A fundamental question in neuroscience is how the brain creates an internal model of the world to guide actions using sequences of ambiguous sensory information. This is naturally formulated as a reinforcement learning problem under partial observations, where an agent must estimate relevant latent variables in the world from its evidence, anticipate possible future states, and choose actions that optimize total expected reward. This problem can be solved by control theory, which allows us to find the optimal actions for a given system dynamics and objective function. However, animals often appear to behave suboptimally. Why? We hypothesize that animals have their own flawed internal model of the world, and choose actions with the highest expected subjective reward according to that flawed model. We describe this behavior as rational but not optimal.

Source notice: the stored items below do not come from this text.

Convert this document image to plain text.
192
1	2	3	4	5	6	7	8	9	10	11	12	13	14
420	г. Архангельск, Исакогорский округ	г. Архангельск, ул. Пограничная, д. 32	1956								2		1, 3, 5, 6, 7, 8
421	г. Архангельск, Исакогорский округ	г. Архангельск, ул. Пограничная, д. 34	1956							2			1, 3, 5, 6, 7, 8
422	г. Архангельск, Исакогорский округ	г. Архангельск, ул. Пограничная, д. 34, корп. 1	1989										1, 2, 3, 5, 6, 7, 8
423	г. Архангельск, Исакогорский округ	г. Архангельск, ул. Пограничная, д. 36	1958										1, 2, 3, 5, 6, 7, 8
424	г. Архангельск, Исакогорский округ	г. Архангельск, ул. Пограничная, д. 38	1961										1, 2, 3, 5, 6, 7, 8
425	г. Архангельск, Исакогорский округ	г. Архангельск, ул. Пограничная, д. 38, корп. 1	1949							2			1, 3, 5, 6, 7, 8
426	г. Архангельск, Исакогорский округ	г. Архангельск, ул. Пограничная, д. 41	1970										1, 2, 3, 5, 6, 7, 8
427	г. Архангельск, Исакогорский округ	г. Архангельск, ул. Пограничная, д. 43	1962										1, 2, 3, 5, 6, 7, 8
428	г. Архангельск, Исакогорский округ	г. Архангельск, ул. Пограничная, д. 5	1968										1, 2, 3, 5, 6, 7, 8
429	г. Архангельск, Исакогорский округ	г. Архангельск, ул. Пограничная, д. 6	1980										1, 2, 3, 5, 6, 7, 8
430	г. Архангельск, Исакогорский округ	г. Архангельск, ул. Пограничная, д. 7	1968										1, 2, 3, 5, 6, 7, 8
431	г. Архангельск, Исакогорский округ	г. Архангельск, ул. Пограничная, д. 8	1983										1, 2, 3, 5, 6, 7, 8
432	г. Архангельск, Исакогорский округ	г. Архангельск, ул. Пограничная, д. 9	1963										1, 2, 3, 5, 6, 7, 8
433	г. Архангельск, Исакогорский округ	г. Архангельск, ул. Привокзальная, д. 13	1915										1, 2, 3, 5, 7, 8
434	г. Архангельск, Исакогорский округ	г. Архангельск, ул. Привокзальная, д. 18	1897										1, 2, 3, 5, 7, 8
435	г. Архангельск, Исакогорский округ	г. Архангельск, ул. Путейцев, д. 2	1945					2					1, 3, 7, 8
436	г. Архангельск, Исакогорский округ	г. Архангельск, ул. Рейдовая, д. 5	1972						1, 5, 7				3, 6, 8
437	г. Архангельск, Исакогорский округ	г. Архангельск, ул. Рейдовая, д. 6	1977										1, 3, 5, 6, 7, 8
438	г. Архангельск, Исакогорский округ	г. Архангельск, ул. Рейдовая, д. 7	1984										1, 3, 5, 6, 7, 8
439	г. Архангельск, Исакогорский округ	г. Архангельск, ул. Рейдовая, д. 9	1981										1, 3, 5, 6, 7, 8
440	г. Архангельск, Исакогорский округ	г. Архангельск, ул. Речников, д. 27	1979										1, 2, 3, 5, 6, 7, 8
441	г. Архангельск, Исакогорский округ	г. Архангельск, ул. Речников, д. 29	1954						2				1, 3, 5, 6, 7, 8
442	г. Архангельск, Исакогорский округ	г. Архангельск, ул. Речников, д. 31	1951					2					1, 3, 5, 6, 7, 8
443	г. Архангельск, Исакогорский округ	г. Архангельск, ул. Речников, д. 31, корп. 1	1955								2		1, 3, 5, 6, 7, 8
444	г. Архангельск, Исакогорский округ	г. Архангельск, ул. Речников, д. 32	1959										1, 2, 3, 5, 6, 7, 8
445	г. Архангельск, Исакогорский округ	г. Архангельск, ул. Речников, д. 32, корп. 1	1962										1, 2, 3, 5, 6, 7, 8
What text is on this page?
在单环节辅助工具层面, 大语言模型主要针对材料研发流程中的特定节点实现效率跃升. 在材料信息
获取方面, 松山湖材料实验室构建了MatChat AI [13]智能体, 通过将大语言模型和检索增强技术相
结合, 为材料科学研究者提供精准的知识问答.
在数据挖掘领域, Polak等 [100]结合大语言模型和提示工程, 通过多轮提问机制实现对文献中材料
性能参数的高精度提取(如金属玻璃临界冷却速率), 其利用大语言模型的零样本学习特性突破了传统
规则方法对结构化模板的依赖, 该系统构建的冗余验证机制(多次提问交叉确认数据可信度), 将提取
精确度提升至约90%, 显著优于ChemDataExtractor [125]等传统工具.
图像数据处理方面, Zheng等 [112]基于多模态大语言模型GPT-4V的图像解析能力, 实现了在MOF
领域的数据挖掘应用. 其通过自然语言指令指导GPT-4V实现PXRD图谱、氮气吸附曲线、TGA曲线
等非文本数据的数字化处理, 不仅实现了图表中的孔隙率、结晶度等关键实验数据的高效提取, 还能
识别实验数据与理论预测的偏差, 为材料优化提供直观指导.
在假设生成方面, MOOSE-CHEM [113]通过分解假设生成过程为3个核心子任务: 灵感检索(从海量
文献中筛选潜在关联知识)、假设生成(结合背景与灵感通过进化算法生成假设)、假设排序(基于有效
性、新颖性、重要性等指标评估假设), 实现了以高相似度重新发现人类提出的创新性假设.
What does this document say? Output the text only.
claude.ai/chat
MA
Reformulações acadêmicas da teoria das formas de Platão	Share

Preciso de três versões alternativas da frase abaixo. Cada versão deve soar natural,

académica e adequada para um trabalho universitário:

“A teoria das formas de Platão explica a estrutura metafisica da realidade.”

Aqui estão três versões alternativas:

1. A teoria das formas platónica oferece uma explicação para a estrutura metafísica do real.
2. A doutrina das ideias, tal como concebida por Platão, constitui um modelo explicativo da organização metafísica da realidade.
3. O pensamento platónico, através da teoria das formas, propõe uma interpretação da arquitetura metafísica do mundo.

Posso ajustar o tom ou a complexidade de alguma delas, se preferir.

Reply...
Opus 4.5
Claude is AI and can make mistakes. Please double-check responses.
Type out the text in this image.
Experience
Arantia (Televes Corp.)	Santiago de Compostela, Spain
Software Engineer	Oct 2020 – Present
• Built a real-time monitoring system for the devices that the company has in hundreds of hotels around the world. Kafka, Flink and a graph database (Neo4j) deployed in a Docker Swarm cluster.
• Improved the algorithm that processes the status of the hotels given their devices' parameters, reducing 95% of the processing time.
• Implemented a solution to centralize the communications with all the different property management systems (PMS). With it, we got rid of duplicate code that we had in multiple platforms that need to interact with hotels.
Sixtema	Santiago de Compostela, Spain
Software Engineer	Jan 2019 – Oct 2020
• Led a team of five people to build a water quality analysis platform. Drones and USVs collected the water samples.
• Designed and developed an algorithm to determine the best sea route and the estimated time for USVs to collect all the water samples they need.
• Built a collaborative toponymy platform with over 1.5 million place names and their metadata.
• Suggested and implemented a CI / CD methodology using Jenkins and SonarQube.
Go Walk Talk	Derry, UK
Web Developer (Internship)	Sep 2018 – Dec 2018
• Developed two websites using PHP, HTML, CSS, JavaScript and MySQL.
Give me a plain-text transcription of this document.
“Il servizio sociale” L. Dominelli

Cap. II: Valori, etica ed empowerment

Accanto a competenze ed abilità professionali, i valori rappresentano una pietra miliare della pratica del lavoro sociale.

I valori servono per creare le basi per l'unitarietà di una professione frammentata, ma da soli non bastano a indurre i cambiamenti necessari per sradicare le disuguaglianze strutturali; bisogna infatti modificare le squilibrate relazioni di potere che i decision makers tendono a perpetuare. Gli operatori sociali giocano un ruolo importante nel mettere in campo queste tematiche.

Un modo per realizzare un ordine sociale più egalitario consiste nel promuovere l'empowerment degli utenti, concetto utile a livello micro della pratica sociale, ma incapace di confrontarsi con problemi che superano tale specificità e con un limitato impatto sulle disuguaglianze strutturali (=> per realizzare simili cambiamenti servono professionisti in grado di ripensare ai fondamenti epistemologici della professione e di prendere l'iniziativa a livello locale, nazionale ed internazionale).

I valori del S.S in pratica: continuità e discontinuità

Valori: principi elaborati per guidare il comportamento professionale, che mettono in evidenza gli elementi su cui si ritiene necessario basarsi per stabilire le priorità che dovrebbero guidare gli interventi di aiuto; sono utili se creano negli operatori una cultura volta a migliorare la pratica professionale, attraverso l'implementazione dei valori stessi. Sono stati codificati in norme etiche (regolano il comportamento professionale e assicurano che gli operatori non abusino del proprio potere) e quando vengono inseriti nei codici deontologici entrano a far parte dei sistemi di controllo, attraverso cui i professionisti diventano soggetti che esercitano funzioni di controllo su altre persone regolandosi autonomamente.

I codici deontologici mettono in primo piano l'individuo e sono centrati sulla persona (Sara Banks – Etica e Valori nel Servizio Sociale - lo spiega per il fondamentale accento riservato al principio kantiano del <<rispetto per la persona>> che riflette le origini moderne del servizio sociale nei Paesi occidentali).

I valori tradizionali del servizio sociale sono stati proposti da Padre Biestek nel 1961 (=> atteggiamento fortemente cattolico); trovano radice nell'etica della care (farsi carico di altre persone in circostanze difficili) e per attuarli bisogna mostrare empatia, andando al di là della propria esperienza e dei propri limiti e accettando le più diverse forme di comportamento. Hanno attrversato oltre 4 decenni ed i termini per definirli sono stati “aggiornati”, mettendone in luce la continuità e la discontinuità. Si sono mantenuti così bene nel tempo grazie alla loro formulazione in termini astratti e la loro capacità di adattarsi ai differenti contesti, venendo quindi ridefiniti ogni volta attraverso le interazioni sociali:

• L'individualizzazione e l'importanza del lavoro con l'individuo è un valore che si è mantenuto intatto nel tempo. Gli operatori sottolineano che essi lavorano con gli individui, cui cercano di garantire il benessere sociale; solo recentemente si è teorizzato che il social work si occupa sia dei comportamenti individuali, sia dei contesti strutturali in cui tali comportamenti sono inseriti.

The problem of Inverse Rational Control (IRC) aims to identify which internal model would best explain an agent's actions. Our contribution here generalizes past work on Inverse Rational Control which solved this problem for discrete control in partially observable Markov decision processes. Here we accommodate continuous nonlinear dynamics and continuous actions, and impute sensory observations corrupted by unknown noise that is private to the animal. We first build an optimal Bayesian agent that learns an optimal policy generalized over the entire model space of dynamics and subjective rewards using deep reinforcement learning. Crucially, this allows us to compute a likelihood over models for experimentally observable action trajectories acquired from a suboptimal agent. We then find the model parameters that maximize the likelihood using gradient ascent.